Na gravação publicada por Janja, Lula aparece observando o mar e comentando um fenômeno curioso: as chamadas ondas cruzadas, quando ondulações vindas de direções diferentes se encontram no meio do caminho. Em tom tranquilo, quase didático, o presidente usa a imagem para fazer uma analogia política. Segundo ele, ali estava uma prova de que forças opostas podem se encontrar e construir algo maior. A fala, simples e simbólica, foi vista por muitos como um recado direto ao clima de polarização que ainda marca o debate público no Brasil.

A legenda escrita por Janja também ajudou a dar o tom da publicação. Ela contou que a viagem serviu para recarregar as energias e afirmou que o casal presidencial entrará em 2026 com “toda a força”. Não houve promessas específicas nem frases de efeito exageradas. O texto apostou em palavras como disposição, diálogo e cuidado com o país, reforçando uma imagem de continuidade e preparação para os desafios que vêm pela frente.

A escolha da Restinga da Marambaia não foi aleatória. A área, que abriga um centro de treinamento da Marinha, tem acesso controlado e histórico de receber presidentes em momentos de descanso. É um lugar isolado, cercado por natureza preservada, onde o silêncio costuma falar mais alto do que qualquer agenda cheia. Lula e Janja passaram cerca de uma semana no local durante o recesso de ano novo, longe dos holofotes mais intensos de Brasília.

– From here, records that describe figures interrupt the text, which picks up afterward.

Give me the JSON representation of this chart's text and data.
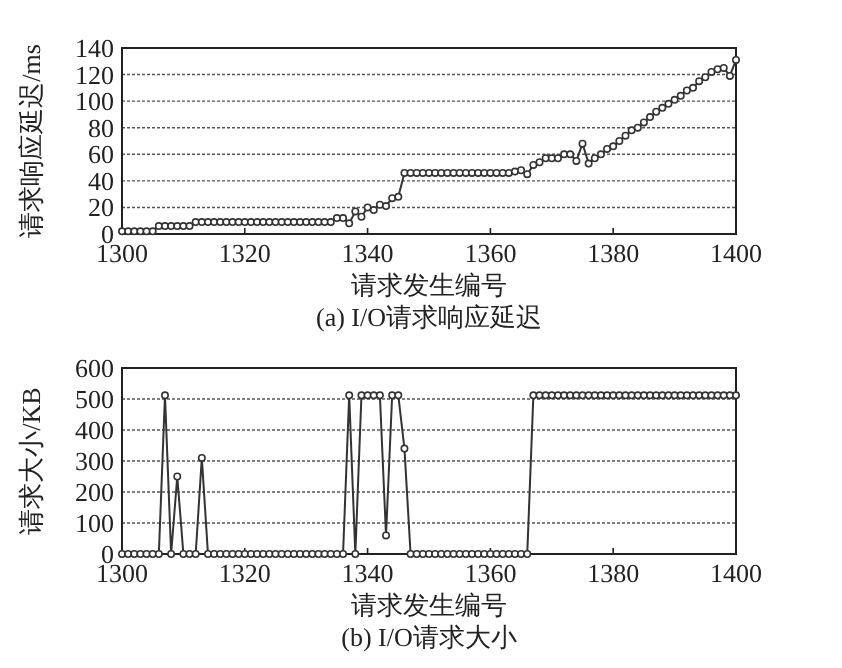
{
  "chart_data": [
    {
      "type": "line",
      "title": "(a) I/O请求响应延迟",
      "xlabel": "请求发生编号",
      "ylabel": "请求响应延迟/ms",
      "xlim": [
        1300,
        1400
      ],
      "xticks": [
        1300,
        1320,
        1340,
        1360,
        1380,
        1400
      ],
      "ylim": [
        0,
        140
      ],
      "yticks": [
        0,
        20,
        40,
        60,
        80,
        100,
        120,
        140
      ],
      "grid": "y",
      "marker": "circle",
      "line_style": "solid",
      "x": [
        1300,
        1301,
        1302,
        1303,
        1304,
        1305,
        1306,
        1307,
        1308,
        1309,
        1310,
        1311,
        1312,
        1313,
        1314,
        1315,
        1316,
        1317,
        1318,
        1319,
        1320,
        1321,
        1322,
        1323,
        1324,
        1325,
        1326,
        1327,
        1328,
        1329,
        1330,
        1331,
        1332,
        1333,
        1334,
        1335,
        1336,
        1337,
        1338,
        1339,
        1340,
        1341,
        1342,
        1343,
        1344,
        1345,
        1346,
        1347,
        1348,
        1349,
        1350,
        1351,
        1352,
        1353,
        1354,
        1355,
        1356,
        1357,
        1358,
        1359,
        1360,
        1361,
        1362,
        1363,
        1364,
        1365,
        1366,
        1367,
        1368,
        1369,
        1370,
        1371,
        1372,
        1373,
        1374,
        1375,
        1376,
        1377,
        1378,
        1379,
        1380,
        1381,
        1382,
        1383,
        1384,
        1385,
        1386,
        1387,
        1388,
        1389,
        1390,
        1391,
        1392,
        1393,
        1394,
        1395,
        1396,
        1397,
        1398,
        1399,
        1400
      ],
      "series": [
        {
          "color": "#333333",
          "values": [
            2,
            2,
            2,
            2,
            2,
            2,
            6,
            6,
            6,
            6,
            6,
            6,
            9,
            9,
            9,
            9,
            9,
            9,
            9,
            9,
            9,
            9,
            9,
            9,
            9,
            9,
            9,
            9,
            9,
            9,
            9,
            9,
            9,
            9,
            9,
            12,
            12,
            8,
            17,
            13,
            20,
            18,
            22,
            21,
            27,
            28,
            46,
            46,
            46,
            46,
            46,
            46,
            46,
            46,
            46,
            46,
            46,
            46,
            46,
            46,
            46,
            46,
            46,
            46,
            47,
            48,
            45,
            52,
            54,
            57,
            57,
            57,
            60,
            60,
            55,
            68,
            53,
            57,
            60,
            64,
            66,
            70,
            74,
            78,
            80,
            84,
            88,
            92,
            95,
            98,
            101,
            104,
            108,
            110,
            115,
            118,
            122,
            124,
            125,
            119,
            131
          ]
        }
      ]
    },
    {
      "type": "line",
      "title": "(b) I/O请求大小",
      "xlabel": "请求发生编号",
      "ylabel": "请求大小/KB",
      "xlim": [
        1300,
        1400
      ],
      "xticks": [
        1300,
        1320,
        1340,
        1360,
        1380,
        1400
      ],
      "ylim": [
        0,
        600
      ],
      "yticks": [
        0,
        100,
        200,
        300,
        400,
        500,
        600
      ],
      "grid": "y",
      "marker": "circle",
      "line_style": "solid",
      "x": [
        1300,
        1301,
        1302,
        1303,
        1304,
        1305,
        1306,
        1307,
        1308,
        1309,
        1310,
        1311,
        1312,
        1313,
        1314,
        1315,
        1316,
        1317,
        1318,
        1319,
        1320,
        1321,
        1322,
        1323,
        1324,
        1325,
        1326,
        1327,
        1328,
        1329,
        1330,
        1331,
        1332,
        1333,
        1334,
        1335,
        1336,
        1337,
        1338,
        1339,
        1340,
        1341,
        1342,
        1343,
        1344,
        1345,
        1346,
        1347,
        1348,
        1349,
        1350,
        1351,
        1352,
        1353,
        1354,
        1355,
        1356,
        1357,
        1358,
        1359,
        1360,
        1361,
        1362,
        1363,
        1364,
        1365,
        1366,
        1367,
        1368,
        1369,
        1370,
        1371,
        1372,
        1373,
        1374,
        1375,
        1376,
        1377,
        1378,
        1379,
        1380,
        1381,
        1382,
        1383,
        1384,
        1385,
        1386,
        1387,
        1388,
        1389,
        1390,
        1391,
        1392,
        1393,
        1394,
        1395,
        1396,
        1397,
        1398,
        1399,
        1400
      ],
      "series": [
        {
          "color": "#333333",
          "values": [
            0,
            0,
            0,
            0,
            0,
            0,
            0,
            512,
            0,
            250,
            0,
            0,
            0,
            310,
            0,
            0,
            0,
            0,
            0,
            0,
            0,
            0,
            0,
            0,
            0,
            0,
            0,
            0,
            0,
            0,
            0,
            0,
            0,
            0,
            0,
            0,
            0,
            512,
            0,
            512,
            512,
            512,
            512,
            60,
            512,
            512,
            340,
            0,
            0,
            0,
            0,
            0,
            0,
            0,
            0,
            0,
            0,
            0,
            0,
            0,
            0,
            0,
            0,
            0,
            0,
            0,
            0,
            512,
            512,
            512,
            512,
            512,
            512,
            512,
            512,
            512,
            512,
            512,
            512,
            512,
            512,
            512,
            512,
            512,
            512,
            512,
            512,
            512,
            512,
            512,
            512,
            512,
            512,
            512,
            512,
            512,
            512,
            512,
            512,
            512,
            512
          ]
        }
      ]
    }
  ]
}
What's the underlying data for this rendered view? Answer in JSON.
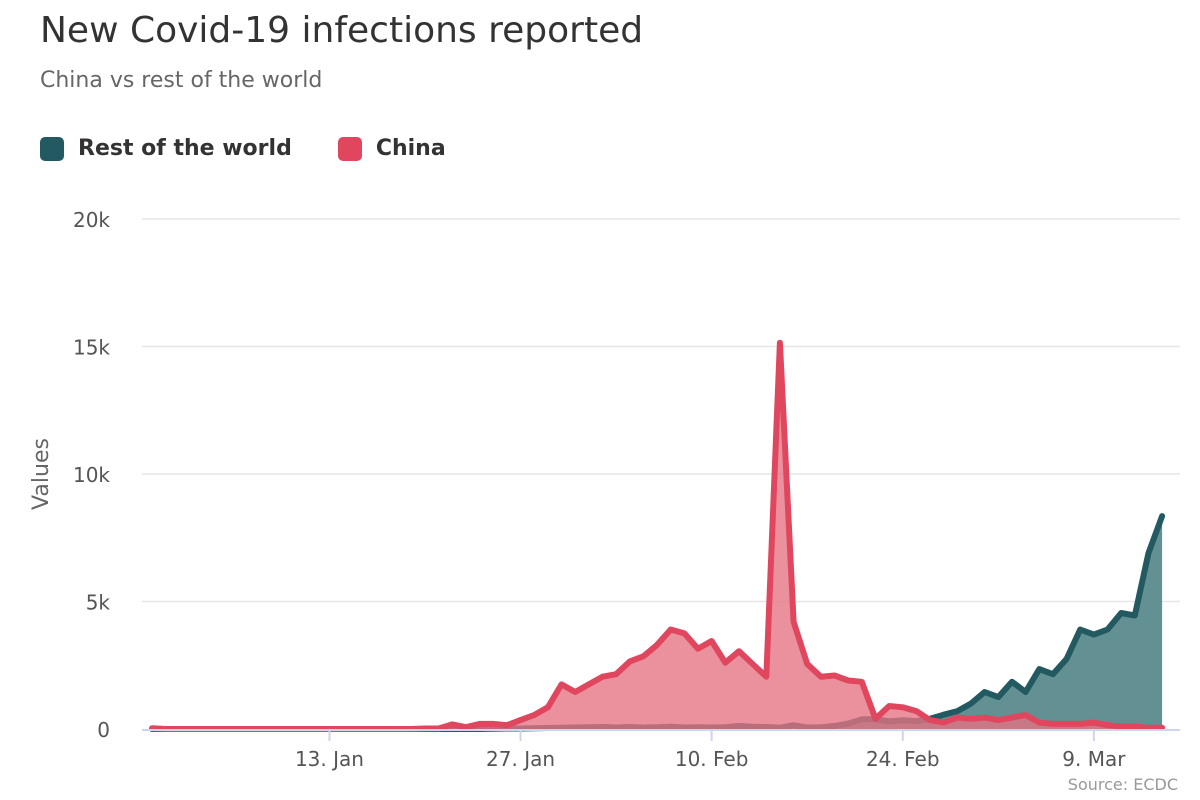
{
  "title": "New Covid-19 infections reported",
  "subtitle": "China vs rest of the world",
  "source": "Source: ECDC",
  "colors": {
    "rest_of_world": "#235a61",
    "rest_of_world_fill": "#5b8a8d",
    "china": "#e0475f",
    "china_fill": "#e67283",
    "grid": "#e6e6e6",
    "axis": "#ccd6eb"
  },
  "chart_data": {
    "type": "area",
    "title": "New Covid-19 infections reported",
    "subtitle": "China vs rest of the world",
    "ylabel": "Values",
    "ylim": [
      0,
      20000
    ],
    "yticks": [
      0,
      5000,
      10000,
      15000,
      20000
    ],
    "ytick_labels": [
      "0",
      "5k",
      "10k",
      "15k",
      "20k"
    ],
    "x_start": "31. Dec",
    "xticks": [
      {
        "index": 13,
        "label": "13. Jan"
      },
      {
        "index": 27,
        "label": "27. Jan"
      },
      {
        "index": 41,
        "label": "10. Feb"
      },
      {
        "index": 55,
        "label": "24. Feb"
      },
      {
        "index": 69,
        "label": "9. Mar"
      }
    ],
    "legend_position": "top-left",
    "grid": true,
    "series": [
      {
        "name": "Rest of the world",
        "values": [
          0,
          0,
          0,
          0,
          0,
          0,
          0,
          0,
          0,
          0,
          0,
          0,
          0,
          0,
          0,
          0,
          0,
          0,
          0,
          0,
          0,
          0,
          0,
          0,
          0,
          10,
          20,
          20,
          30,
          40,
          50,
          60,
          70,
          80,
          60,
          80,
          60,
          70,
          90,
          60,
          70,
          60,
          70,
          120,
          90,
          80,
          50,
          150,
          60,
          70,
          120,
          210,
          380,
          380,
          300,
          340,
          310,
          400,
          560,
          700,
          1000,
          1450,
          1250,
          1850,
          1450,
          2350,
          2150,
          2750,
          3900,
          3700,
          3900,
          4550,
          4450,
          6900,
          8350
        ],
        "color": "#235a61"
      },
      {
        "name": "China",
        "values": [
          30,
          0,
          0,
          0,
          0,
          0,
          0,
          0,
          0,
          0,
          0,
          0,
          0,
          0,
          0,
          0,
          0,
          0,
          0,
          0,
          20,
          20,
          180,
          70,
          200,
          200,
          150,
          350,
          550,
          850,
          1750,
          1450,
          1750,
          2050,
          2150,
          2650,
          2850,
          3300,
          3900,
          3750,
          3150,
          3450,
          2600,
          3050,
          2550,
          2050,
          15150,
          4200,
          2550,
          2050,
          2100,
          1900,
          1850,
          400,
          900,
          850,
          700,
          350,
          250,
          450,
          400,
          450,
          350,
          450,
          550,
          250,
          200,
          200,
          200,
          250,
          150,
          100,
          100,
          50,
          50
        ],
        "color": "#e0475f"
      }
    ]
  }
}
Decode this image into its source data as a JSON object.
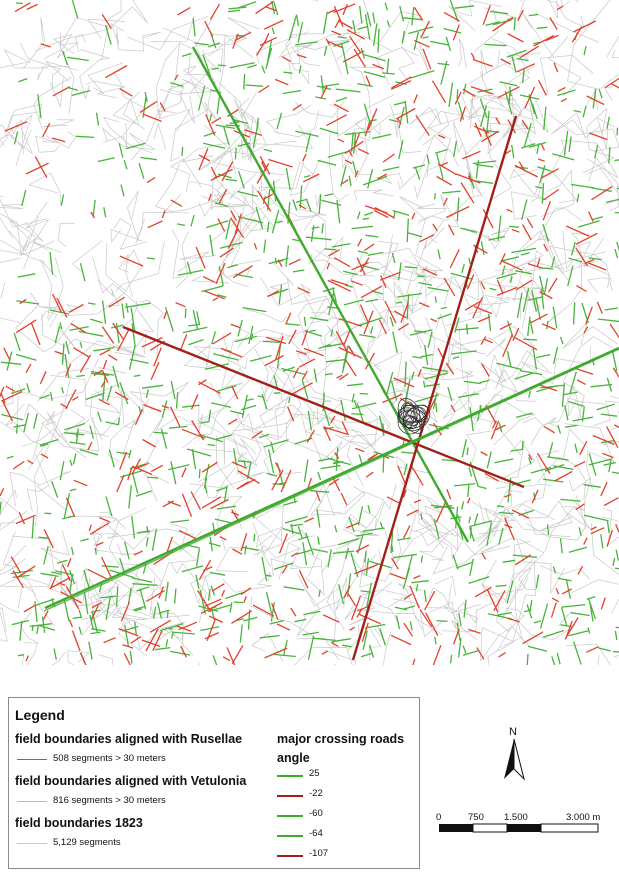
{
  "colors": {
    "rusellae": "#e2412c",
    "vetulonia": "#49b33c",
    "boundaries_1823": "#c9c9c9",
    "road_green": "#3faa2d",
    "road_red": "#a3201a",
    "center_marker": "#2a2a2a"
  },
  "legend": {
    "title": "Legend",
    "rusellae_heading": "field boundaries aligned with Rusellae",
    "rusellae_count": "508 segments > 30 meters",
    "vetulonia_heading": "field boundaries aligned with Vetulonia",
    "vetulonia_count": "816 segments > 30 meters",
    "boundaries_heading": "field boundaries 1823",
    "boundaries_count": "5,129 segments",
    "roads_heading": "major crossing roads",
    "roads_subheading": "angle",
    "roads": [
      {
        "angle": "25",
        "color": "green"
      },
      {
        "angle": "-22",
        "color": "red"
      },
      {
        "angle": "-60",
        "color": "green"
      },
      {
        "angle": "-64",
        "color": "green"
      },
      {
        "angle": "-107",
        "color": "red"
      }
    ]
  },
  "north_arrow": {
    "letter": "N"
  },
  "scale_bar": {
    "ticks": [
      "0",
      "750",
      "1.500",
      "3.000 m"
    ]
  }
}
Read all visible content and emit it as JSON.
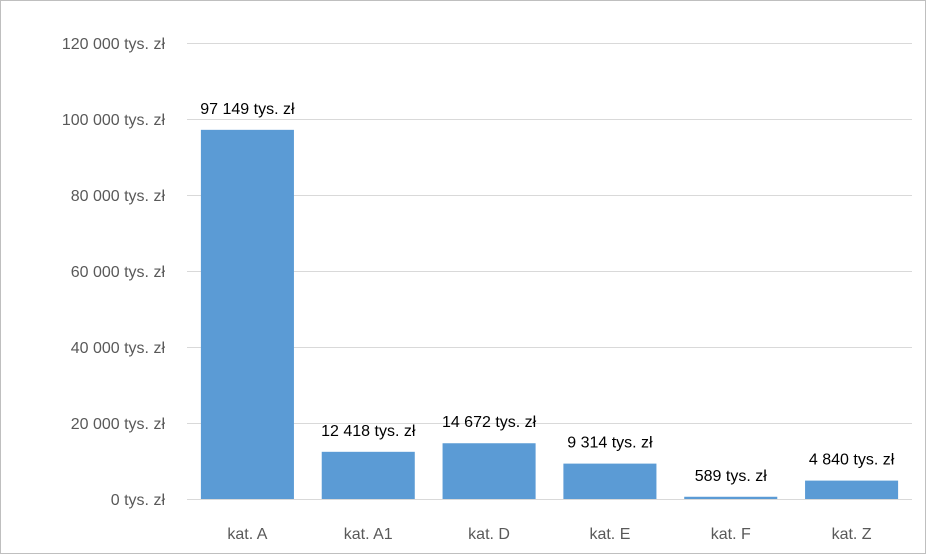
{
  "chart_data": {
    "type": "bar",
    "title": "",
    "xlabel": "",
    "ylabel": "",
    "categories": [
      "kat. A",
      "kat. A1",
      "kat. D",
      "kat. E",
      "kat. F",
      "kat. Z"
    ],
    "values": [
      97149,
      12418,
      14672,
      9314,
      589,
      4840
    ],
    "data_labels": [
      "97 149 tys. zł",
      "12 418 tys. zł",
      "14 672 tys. zł",
      "9 314 tys. zł",
      "589 tys. zł",
      "4 840 tys. zł"
    ],
    "ylim": [
      0,
      120000
    ],
    "yticks": [
      0,
      20000,
      40000,
      60000,
      80000,
      100000,
      120000
    ],
    "ytick_labels": [
      "0 tys. zł",
      "20 000 tys. zł",
      "40 000 tys. zł",
      "60 000 tys. zł",
      "80 000 tys. zł",
      "100 000 tys. zł",
      "120 000 tys. zł"
    ],
    "grid": true,
    "legend": "none",
    "colors": {
      "bar": "#5b9bd5",
      "grid": "#d9d9d9",
      "axis": "#d9d9d9",
      "tick_text": "#595959",
      "label_text": "#000000"
    }
  }
}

Esse tipo de pausa, aliás, não é novidade na política. Em anos recentes, outros líderes também usaram o início do ano para desacelerar, refletir e ajustar o ritmo antes de retomar compromissos oficiais. No caso de Lula, o retorno às agendas aconteceu na última quarta-feira, dia 7, marcando oficialmente o fim do período de descanso.

O vídeo do mar acabou ganhando leituras diferentes. Para alguns, foi apenas um momento pessoal compartilhado de forma espontânea. Para outros, uma mensagem cuidadosamente pensada, usando a natureza como metáfora para defender diálogo e convivência entre posições distintas. Em tempos de redes sociais, onde cada gesto é analisado com lupa, dificilmente algo passa despercebido.

Também chama atenção a forma como a comunicação foi feita. Sem cenário elaborado, sem roteiro visível, apenas um comentário simples diante do mar. Essa informalidade conversa bem com o estilo que Janja tem adotado nas redes, mais próxima, mais direta, tentando humanizar a figura presidencial.

No fim das contas, o episódio diz menos sobre ondas e mais sobre narrativa. Mostra um presidente que, após um ano intenso, busca reforçar a ideia de união e trabalho contínuo. E uma primeira-dama que usa palavras calmas para sinalizar que o descanso acabou, mas a disposição segue firme.

Se a mensagem convenceu todos, é outra história. Mas, ao menos por alguns minutos, o debate saiu dos gabinetes e foi parar na beira da praia, embalado pelo som do mar e por uma metáfora que, goste-se ou não, deu o que falar.